An RCom spokesperson said in an emailed reply it was a “routine non-fund requirement to meet RCom’s regulatory requirements”. “Further, it is incorrect to say that our bankers have not approved this request. They have only sought some time to consider the request and will be reverting to us shortly,” he added.
Last month, lenders to RCom had given the telco seven months’ time to pare debt and service loans regularly. The breather is part of a strategic debt restructuring (SDR) scheme, by which lenders can convert loans into equity, after seven months. In a spate of downgrades by ratings agencies in May, RCom’s ratings were lowered following delayed interest and principal payments on non-convertible debentures.
The company told lenders last week it would reduce its debt by about 60% through the sale of its tower business and via the merger with Aircel. The company plans to repay Rs 11,000 crore of its Rs 45,000-crore debt from the proceeds of the sale of a majority stake in its tower business to Brookfield Infrastructure.

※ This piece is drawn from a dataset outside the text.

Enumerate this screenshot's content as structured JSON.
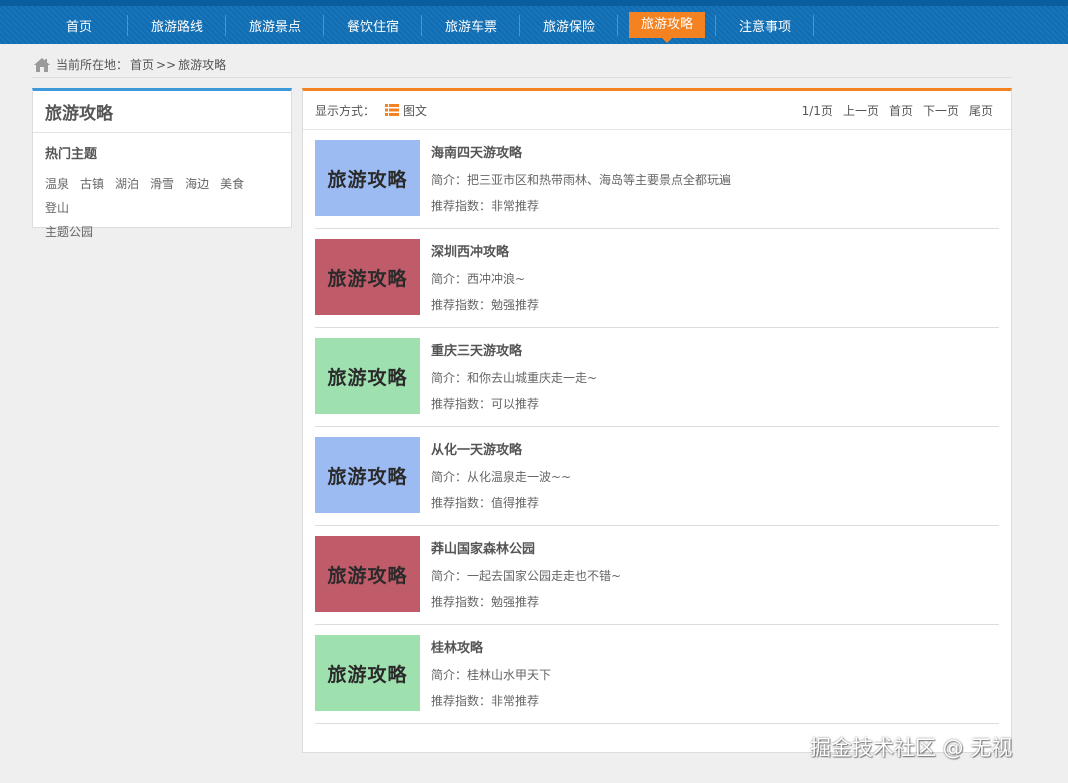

Another Rs 14,000 crore debt will move from RCom’s books to the joint venture with Aircel. Sources added that RCom plans to service the yearly interest payments of around Rs 1,500 crore on the remaining debt from an expected revenue of Rs 8,000 crore after the merger and the sale.
RCom has received the approval for the merger from Sebi and is awaiting a nod from the National Company Law Tribunal. According to the merger terms, both RCom and Aircel’s controlling firm Maxis Communications will hold an equal stake of 50% each.
According to a Bloomberg report, RCom classified Rs 22,550 crore of borrowings as non-current liabilities as of March 31, pending formal confirmation by lenders for waivers on certain loan covenants, citing notes from its earnings results published on May 27.
The company reported a net loss of `948 crore in Q4FY17. The firm’s debt-equity ratio stood at 1.61 times on March 31 versus 1.39 a year ago while the interest coverage ratio fell to 1.84 times from 3.3 times a year ago.
Meanwhile, FE had reported that Chennai Network, a subsidiary of GTL, is believed to have objected to the merger in January this year. This was on the grounds that Aircel has not received a no objection certificate from it for the merger with RCom.